For the second year running, women hedge-fund managers outperform men on average, according to a Reuters report of a study by professional services firm Rothstein Kass. It quotes Meredith Jones, a director at Rothstein Kass, who said it could feed speculation that women are better investors: “There have been studies that show that testosterone can make men less sensitive to risk-reward signals, and that comes through in this study.”

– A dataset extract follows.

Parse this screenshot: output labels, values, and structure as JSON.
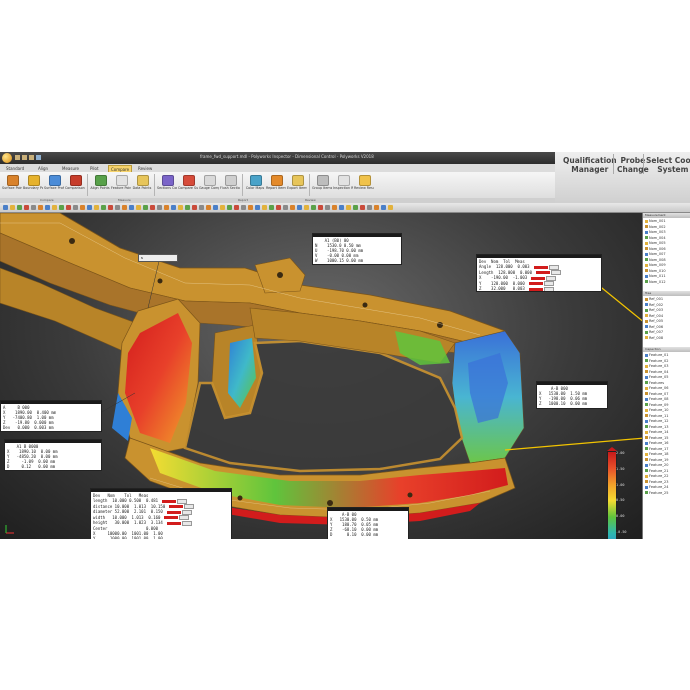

The firm has its own Women in Alternative Investments Index which includes 80 of roughly 125 hedge funds worldwide run by women. It said that, over the period 1 Jan – 30 Nov 2013, the hedge funds run by women and tracked by the index returned 9.8%, compared to only 6.13% gain in the HFRX Global Hedge Fund index. Over 6 years from Jan 2007 to June 2013, hedge funds run by women returned 6%, compared with a 1.1% loss at the HFRX Global Fund Index.
The Standard & Poor’s 500 stock index gained 4.2 percent during the same time.
Although the hedge fund industry manages $2.5 trillion, hedge funds run by women manage only a tiny fraction. Although some institutional investors such as Connecticut’s pension fund have programs designed to make allocations to firms run by women and minorities, the small size and number of women-run funds has been its own barrier to large investments.
Jones said that an Oct 2013 survey of 440 senior women, including fund managers, investors, and service providers, showed growing optimism about the role of women in an industry historically dominated by men.